The most fundamental action for parents to take is to listen to their children's verbal and nonverbal cues about physical affection, and respond supportively. I might want to lavish my child with kisses at a time that he wants a little space, and it is within my control to acknowledge his feelings and behave respectfully. A relative or good friend might be pressuring my kid for a hug, and it is up to me to step in and let my child know it is his choice whether he gives a hug or says no thanks. And by the way, these things are possible with a preverbal child! We started this approach in our household long before our son had words, because it was pretty clear from his nonverbals what he did or didn't want. If we teach kids to be in touch with their feelings about their body, and we consistently reaffirm that their preferences will be respected, that is the healthiest possible foundation we can offer our kids.
Do you have other current or upcoming projects related to consent or consent education?
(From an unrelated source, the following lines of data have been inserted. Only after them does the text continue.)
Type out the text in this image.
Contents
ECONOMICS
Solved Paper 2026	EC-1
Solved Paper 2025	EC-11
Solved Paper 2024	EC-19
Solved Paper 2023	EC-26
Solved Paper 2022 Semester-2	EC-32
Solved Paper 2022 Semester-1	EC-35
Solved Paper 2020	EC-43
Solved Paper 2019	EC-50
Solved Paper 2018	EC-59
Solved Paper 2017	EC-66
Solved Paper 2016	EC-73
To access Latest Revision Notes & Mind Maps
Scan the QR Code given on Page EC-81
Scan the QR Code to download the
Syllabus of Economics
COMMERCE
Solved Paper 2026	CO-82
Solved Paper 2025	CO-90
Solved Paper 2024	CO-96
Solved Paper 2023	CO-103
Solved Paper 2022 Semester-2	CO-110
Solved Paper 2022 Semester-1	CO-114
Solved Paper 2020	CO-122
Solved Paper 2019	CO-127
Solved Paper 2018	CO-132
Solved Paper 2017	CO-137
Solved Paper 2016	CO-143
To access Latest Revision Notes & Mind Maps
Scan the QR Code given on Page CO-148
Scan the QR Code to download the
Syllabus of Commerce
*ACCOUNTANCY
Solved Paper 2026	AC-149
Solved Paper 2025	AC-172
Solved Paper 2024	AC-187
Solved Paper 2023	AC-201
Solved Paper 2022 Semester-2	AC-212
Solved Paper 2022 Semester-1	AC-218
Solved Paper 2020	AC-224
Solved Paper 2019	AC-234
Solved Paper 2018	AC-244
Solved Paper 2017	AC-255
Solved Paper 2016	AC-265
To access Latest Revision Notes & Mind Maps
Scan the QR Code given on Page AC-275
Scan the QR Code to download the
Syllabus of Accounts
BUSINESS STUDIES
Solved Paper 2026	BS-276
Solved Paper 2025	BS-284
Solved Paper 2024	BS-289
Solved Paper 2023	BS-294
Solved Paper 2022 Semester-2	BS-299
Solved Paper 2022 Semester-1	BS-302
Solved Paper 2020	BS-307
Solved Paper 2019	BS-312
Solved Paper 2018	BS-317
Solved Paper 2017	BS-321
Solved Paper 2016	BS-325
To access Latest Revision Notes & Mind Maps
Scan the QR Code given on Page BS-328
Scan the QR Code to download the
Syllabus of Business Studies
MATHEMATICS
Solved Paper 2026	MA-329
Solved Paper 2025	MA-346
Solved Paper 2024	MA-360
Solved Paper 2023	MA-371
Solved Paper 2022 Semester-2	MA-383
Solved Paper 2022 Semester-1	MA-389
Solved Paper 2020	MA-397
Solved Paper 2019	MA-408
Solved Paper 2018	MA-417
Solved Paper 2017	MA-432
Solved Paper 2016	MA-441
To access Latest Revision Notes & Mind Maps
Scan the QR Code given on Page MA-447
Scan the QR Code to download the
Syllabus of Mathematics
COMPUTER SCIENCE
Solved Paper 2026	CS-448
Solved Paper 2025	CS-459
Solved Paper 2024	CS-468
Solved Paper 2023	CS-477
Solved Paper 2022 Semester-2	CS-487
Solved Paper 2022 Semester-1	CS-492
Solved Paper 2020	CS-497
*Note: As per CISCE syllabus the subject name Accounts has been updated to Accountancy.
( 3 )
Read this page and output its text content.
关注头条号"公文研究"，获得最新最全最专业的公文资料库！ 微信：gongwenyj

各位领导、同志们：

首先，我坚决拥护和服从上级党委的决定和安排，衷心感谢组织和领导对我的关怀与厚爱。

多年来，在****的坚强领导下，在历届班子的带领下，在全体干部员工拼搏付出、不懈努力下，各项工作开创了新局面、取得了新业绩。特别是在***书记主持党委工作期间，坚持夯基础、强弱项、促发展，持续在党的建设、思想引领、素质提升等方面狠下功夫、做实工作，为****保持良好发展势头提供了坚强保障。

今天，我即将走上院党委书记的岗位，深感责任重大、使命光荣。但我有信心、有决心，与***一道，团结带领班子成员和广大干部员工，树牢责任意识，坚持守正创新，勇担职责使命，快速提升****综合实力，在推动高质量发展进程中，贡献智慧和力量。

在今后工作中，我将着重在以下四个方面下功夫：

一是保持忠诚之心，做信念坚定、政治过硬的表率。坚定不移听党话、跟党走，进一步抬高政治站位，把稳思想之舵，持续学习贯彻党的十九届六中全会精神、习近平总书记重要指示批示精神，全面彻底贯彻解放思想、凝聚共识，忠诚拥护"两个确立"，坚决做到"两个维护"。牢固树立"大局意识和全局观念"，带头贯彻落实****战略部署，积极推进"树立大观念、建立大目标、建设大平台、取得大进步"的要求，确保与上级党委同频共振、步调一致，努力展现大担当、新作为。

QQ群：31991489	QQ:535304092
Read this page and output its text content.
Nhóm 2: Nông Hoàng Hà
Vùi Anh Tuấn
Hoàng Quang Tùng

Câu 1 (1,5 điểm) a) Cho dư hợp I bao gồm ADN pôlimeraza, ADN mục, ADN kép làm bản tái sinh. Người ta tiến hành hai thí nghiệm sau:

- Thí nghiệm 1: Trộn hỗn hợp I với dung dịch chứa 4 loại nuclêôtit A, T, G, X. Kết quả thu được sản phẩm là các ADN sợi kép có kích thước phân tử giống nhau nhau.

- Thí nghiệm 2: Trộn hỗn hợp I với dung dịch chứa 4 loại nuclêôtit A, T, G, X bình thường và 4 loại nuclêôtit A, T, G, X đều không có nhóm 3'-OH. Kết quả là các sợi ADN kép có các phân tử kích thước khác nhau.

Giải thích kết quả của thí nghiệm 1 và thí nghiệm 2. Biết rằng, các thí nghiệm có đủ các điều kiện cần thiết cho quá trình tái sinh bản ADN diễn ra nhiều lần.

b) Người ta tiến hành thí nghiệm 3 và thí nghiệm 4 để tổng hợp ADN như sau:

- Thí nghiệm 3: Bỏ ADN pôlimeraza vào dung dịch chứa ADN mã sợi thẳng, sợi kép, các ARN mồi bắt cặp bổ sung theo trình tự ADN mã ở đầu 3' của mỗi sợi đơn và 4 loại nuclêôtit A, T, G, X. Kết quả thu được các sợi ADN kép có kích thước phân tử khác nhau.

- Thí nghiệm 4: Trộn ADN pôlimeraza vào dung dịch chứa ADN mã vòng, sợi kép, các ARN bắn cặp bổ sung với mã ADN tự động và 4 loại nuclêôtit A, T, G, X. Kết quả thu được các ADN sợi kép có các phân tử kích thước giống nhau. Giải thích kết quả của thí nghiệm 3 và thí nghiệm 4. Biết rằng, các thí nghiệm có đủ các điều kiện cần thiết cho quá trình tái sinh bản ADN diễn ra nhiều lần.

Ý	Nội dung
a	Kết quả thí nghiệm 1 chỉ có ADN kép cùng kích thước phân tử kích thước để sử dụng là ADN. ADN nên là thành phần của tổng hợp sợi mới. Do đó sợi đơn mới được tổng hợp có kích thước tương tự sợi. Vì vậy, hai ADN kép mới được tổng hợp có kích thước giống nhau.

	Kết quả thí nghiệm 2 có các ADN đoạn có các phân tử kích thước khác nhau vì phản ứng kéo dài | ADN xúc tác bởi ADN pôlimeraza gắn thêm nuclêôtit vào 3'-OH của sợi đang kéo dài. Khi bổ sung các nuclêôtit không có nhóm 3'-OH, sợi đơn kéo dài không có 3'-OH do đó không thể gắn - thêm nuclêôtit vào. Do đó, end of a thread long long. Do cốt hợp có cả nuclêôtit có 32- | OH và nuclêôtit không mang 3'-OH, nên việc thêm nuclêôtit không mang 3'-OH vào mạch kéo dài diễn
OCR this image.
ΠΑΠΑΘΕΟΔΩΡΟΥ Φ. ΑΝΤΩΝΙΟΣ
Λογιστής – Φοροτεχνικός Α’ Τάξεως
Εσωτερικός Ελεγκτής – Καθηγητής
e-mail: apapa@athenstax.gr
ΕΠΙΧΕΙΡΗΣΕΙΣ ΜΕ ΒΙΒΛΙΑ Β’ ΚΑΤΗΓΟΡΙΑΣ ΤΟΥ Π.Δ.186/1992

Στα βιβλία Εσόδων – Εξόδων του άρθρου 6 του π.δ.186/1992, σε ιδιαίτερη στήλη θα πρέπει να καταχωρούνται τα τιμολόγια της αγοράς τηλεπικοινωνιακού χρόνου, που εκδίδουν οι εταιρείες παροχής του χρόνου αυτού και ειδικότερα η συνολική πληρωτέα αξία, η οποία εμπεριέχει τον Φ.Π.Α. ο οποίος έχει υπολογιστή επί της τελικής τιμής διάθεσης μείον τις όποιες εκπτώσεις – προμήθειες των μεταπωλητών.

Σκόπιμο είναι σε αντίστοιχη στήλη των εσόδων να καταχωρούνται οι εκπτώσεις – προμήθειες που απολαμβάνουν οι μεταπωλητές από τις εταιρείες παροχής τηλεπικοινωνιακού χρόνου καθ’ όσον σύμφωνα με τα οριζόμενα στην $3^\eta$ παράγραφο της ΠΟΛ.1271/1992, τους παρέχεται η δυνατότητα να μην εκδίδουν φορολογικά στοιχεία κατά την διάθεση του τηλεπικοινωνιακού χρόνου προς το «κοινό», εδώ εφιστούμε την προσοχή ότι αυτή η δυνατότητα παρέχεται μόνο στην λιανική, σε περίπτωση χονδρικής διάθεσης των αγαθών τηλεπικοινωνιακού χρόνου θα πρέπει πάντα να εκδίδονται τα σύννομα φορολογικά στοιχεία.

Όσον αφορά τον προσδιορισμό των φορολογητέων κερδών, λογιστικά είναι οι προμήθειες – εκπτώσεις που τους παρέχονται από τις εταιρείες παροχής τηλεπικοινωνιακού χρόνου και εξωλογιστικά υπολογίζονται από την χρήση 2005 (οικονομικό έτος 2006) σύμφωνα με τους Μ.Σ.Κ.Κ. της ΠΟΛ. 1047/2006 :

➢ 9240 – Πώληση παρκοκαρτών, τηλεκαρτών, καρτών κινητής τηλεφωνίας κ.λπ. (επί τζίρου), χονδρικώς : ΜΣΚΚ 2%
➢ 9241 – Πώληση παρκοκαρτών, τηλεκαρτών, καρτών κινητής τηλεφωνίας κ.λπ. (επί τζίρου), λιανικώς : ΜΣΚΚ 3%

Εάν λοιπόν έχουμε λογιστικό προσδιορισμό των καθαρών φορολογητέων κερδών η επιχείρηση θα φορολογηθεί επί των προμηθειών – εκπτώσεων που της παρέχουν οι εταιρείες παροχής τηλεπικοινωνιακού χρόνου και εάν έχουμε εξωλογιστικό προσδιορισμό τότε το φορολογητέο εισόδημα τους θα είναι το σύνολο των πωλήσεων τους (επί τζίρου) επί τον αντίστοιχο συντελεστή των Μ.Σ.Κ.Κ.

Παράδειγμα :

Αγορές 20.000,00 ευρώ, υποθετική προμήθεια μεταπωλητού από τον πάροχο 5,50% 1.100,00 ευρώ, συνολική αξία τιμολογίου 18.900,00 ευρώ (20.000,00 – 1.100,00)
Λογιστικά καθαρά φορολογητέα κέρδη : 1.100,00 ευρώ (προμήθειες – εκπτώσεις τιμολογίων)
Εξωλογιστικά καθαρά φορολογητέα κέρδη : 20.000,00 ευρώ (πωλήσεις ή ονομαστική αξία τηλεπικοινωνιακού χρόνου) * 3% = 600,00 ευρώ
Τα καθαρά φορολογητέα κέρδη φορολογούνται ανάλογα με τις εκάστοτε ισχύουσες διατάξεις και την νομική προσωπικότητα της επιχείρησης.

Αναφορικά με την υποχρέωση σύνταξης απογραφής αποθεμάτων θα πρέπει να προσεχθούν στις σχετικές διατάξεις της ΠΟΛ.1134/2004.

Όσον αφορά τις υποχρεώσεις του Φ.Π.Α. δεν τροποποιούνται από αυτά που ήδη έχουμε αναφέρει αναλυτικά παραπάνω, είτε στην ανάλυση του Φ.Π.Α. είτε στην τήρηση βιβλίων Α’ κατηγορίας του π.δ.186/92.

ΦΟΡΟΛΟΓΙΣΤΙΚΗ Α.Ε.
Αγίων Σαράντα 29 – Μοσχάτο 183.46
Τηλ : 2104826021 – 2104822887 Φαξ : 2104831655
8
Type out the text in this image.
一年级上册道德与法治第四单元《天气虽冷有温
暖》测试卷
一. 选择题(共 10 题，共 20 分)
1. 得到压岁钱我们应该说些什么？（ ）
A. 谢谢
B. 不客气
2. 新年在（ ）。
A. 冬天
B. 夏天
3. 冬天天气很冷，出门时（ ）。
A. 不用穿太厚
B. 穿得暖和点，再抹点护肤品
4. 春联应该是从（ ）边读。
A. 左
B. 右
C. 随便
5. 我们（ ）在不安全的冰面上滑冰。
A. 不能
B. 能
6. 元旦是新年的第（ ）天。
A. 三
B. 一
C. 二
Just this book! I'm trying to get it into more stores and libraries so that more children and caregivers have access to it. Anyone who wants to support that effort can call up their local bookshop or library and tell them that C is for Consent is available on Ingram! Ingram is the biggest global distributor of books, but shops and libraries have to know to order the book before it can appear on their shelves. This was just a small Kickstarter-backed project, so I don't have the publicity or marketing budget big publishers use to get their books carried everywhere. This is a true passion project, and it's been an honor to take it this far. I dream of the day this book becomes a go-to baby shower gift, toddler birthday gift, preschool and kindergarten library selection... Until then, I'll keep trying my best to get it out there.